Quando ho sentito il soffio della cinquantina, ero già abilitata a ridere di me, delle altre. Certo, che avrei voluto avere ancora quei 35 anni che mi sembravano la fine della corsa. Avrei potuto dire, come avevo sempre detto, “sono una vecchia scarpa”, ma tutti avrebbero riso. Avrei voluto che tutti ridessero. Non rideva più nessuno. Assentivano gravi.

A 50 anni sei una vecchia scarpa? La domanda riceveva risposte beneducate. Ma no, figurati, sei uno splendore, sei bella dentro, la tua anima è smagliante, sei perfettamente in forma, sei bionica… Le mie coetanee, anno più anno meno, bugia più bugia meno, si dividevano equamente fra tre categorie: le depresse, le liftate e le bugiarde.

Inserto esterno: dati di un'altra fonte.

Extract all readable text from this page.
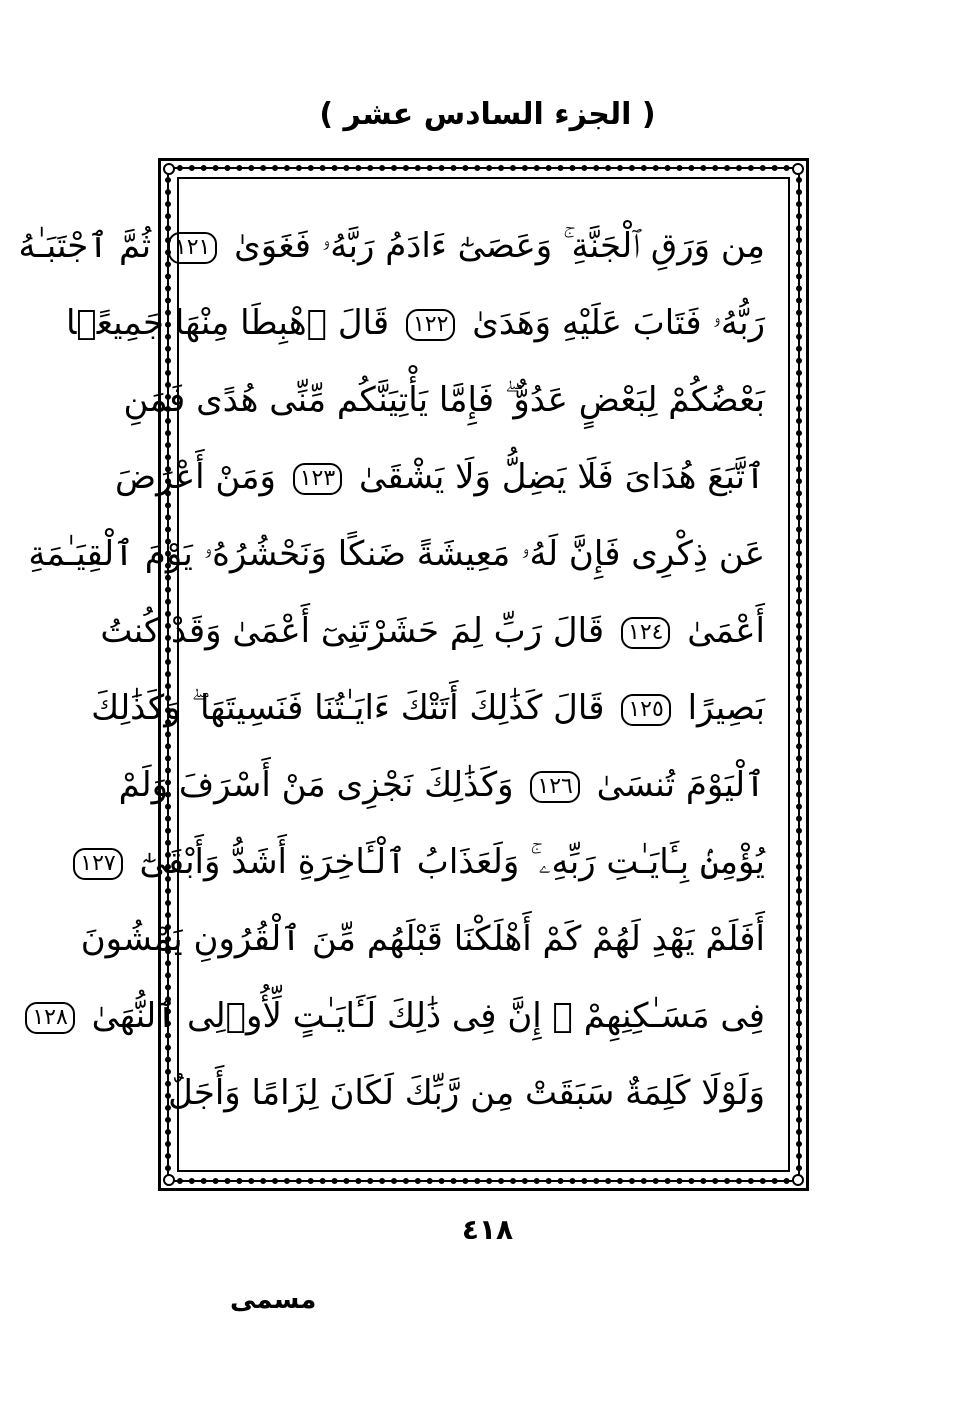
( الجزء السادس عشر )
مِن وَرَقِ ٱلْجَنَّةِ ۚ وَعَصَىٰٓ ءَادَمُ رَبَّهُۥ فَغَوَىٰ ١٢١ ثُمَّ ٱجْتَبَـٰهُ
رَبُّهُۥ فَتَابَ عَلَيْهِ وَهَدَىٰ ١٢٢ قَالَ ٱهْبِطَا مِنْهَا جَمِيعًۢا
بَعْضُكُمْ لِبَعْضٍ عَدُوٌّ ۖ فَإِمَّا يَأْتِيَنَّكُم مِّنِّى هُدًى فَمَنِ
ٱتَّبَعَ هُدَاىَ فَلَا يَضِلُّ وَلَا يَشْقَىٰ ١٢٣ وَمَنْ أَعْرَضَ
عَن ذِكْرِى فَإِنَّ لَهُۥ مَعِيشَةً ضَنكًا وَنَحْشُرُهُۥ يَوْمَ ٱلْقِيَـٰمَةِ
أَعْمَىٰ ١٢٤ قَالَ رَبِّ لِمَ حَشَرْتَنِىٓ أَعْمَىٰ وَقَدْ كُنتُ
بَصِيرًا ١٢٥ قَالَ كَذَٰلِكَ أَتَتْكَ ءَايَـٰتُنَا فَنَسِيتَهَا ۖ وَكَذَٰلِكَ
ٱلْيَوْمَ تُنسَىٰ ١٢٦ وَكَذَٰلِكَ نَجْزِى مَنْ أَسْرَفَ وَلَمْ
يُؤْمِنۢ بِـَٔايَـٰتِ رَبِّهِۦ ۚ وَلَعَذَابُ ٱلْـَٔاخِرَةِ أَشَدُّ وَأَبْقَىٰٓ ١٢٧
أَفَلَمْ يَهْدِ لَهُمْ كَمْ أَهْلَكْنَا قَبْلَهُم مِّنَ ٱلْقُرُونِ يَمْشُونَ
فِى مَسَـٰكِنِهِمْ ۗ إِنَّ فِى ذَٰلِكَ لَـَٔايَـٰتٍ لِّأُو۟لِى ٱلنُّهَىٰ ١٢٨
وَلَوْلَا كَلِمَةٌ سَبَقَتْ مِن رَّبِّكَ لَكَانَ لِزَامًا وَأَجَلٌ
٤١٨
مسمى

Le depresse collassavano sotto il peso della rinuncia. Al muto grido di “tanto ormai” ingurgitavano tutto il cibo grasso rimosso negli anni della guerra alla cellulite, si attaccavano a tutti i cocktail contingentati per non mandare in vacca il punto vita, si chiudevano in casa, si abboffavano di maldicenze, torturavano le figlie.

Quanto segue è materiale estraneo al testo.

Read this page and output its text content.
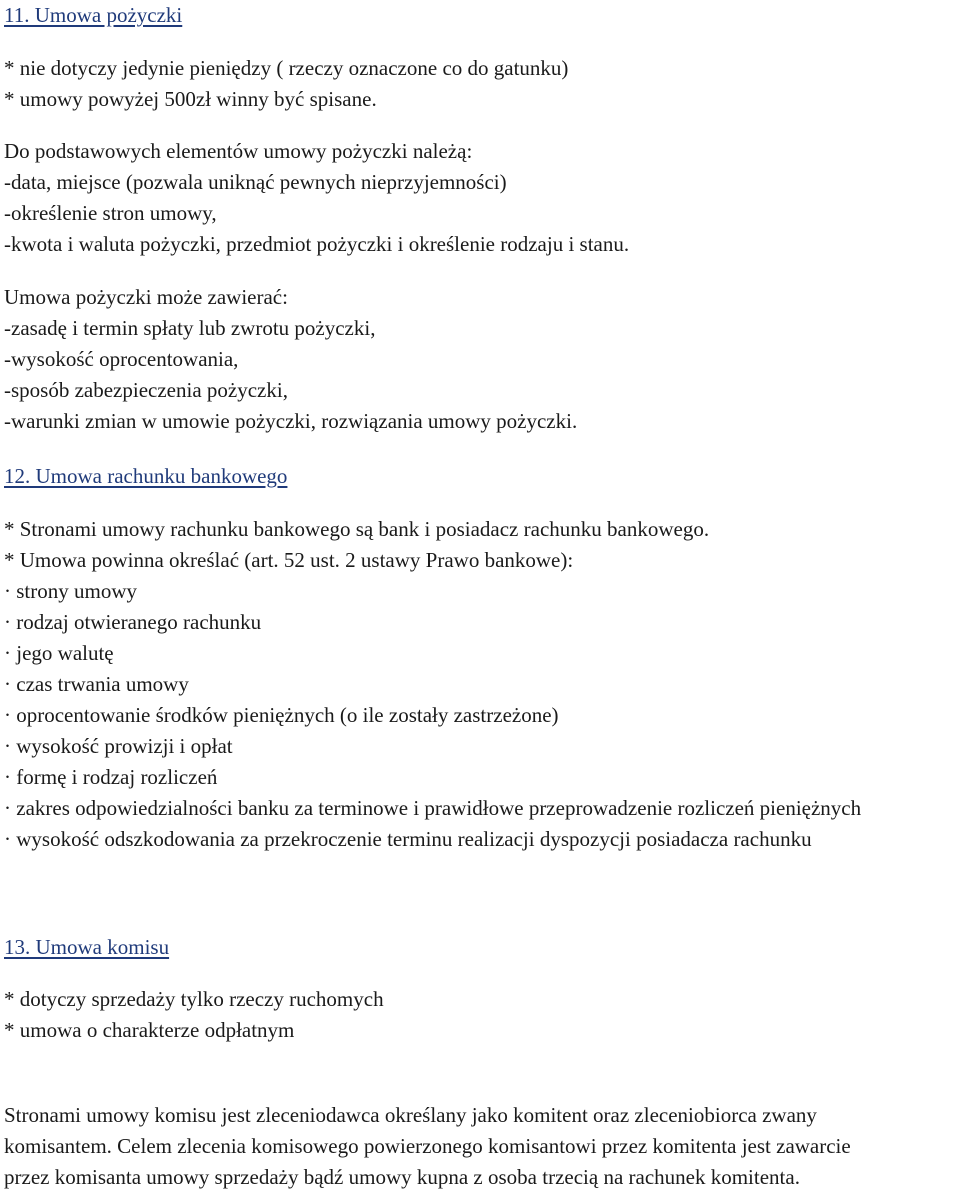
11. Umowa pożyczki
* nie dotyczy jedynie pieniędzy ( rzeczy oznaczone co do gatunku)
* umowy powyżej 500zł winny być spisane.
Do podstawowych elementów umowy pożyczki należą:
-data, miejsce (pozwala uniknąć pewnych nieprzyjemności)
-określenie stron umowy,
-kwota i waluta pożyczki, przedmiot pożyczki i określenie rodzaju i stanu.
Umowa pożyczki może zawierać:
-zasadę i termin spłaty lub zwrotu pożyczki,
-wysokość oprocentowania,
-sposób zabezpieczenia pożyczki,
-warunki zmian w umowie pożyczki, rozwiązania umowy pożyczki.
12. Umowa rachunku bankowego
* Stronami umowy rachunku bankowego są bank i posiadacz rachunku bankowego.
* Umowa powinna określać (art. 52 ust. 2 ustawy Prawo bankowe):
· strony umowy
· rodzaj otwieranego rachunku
· jego walutę
· czas trwania umowy
· oprocentowanie środków pieniężnych (o ile zostały zastrzeżone)
· wysokość prowizji i opłat
· formę i rodzaj rozliczeń
· zakres odpowiedzialności banku za terminowe i prawidłowe przeprowadzenie rozliczeń pieniężnych
· wysokość odszkodowania za przekroczenie terminu realizacji dyspozycji posiadacza rachunku
13. Umowa komisu
* dotyczy sprzedaży tylko rzeczy ruchomych
* umowa o charakterze odpłatnym
Stronami umowy komisu jest zleceniodawca określany jako komitent oraz zleceniobiorca zwany
komisantem. Celem zlecenia komisowego powierzonego komisantowi przez komitenta jest zawarcie
przez komisanta umowy sprzedaży bądź umowy kupna z osoba trzecią na rachunek komitenta.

Le liftate si pavoneggiavano smunte e finte, tutte rigorosamente uguali le une alle altre, con fervidi sguardi stupiti, zigomi gonfi, labbra indecenti e i capelli ben incollati a occultare le cicatrici.

Le bugiarde, accuratamente, mentivano: il problema di invecchiare non esiste, dicevano, per me l’età non è un problema.

Le mie poche amiche, restavano al naturale, e riflettevano sul passaggio, come me, con me. Meste, ma ben decise a riderci sopra. Ancora adesso, che ronziamo dalle parti della settantina, ci piace elencare crolli e vertigini, disputarci l’un l’altra il Premio Racchia dell’anno, ridere di noi e delle altre, continuiamo scrupolosamente con le creme, crediamo nelle erbe e nei frappè di omega tre, ma senza ansia, senza vergogna, senza prenderci sul serio.

Sul tema consiglio la lettura o rilettura di La donna intera di Germain Greer. Come film, trovabile facilmente in rete, La Morte ti fa bella di Robert Zemeckis. Un classico della commedia surreale.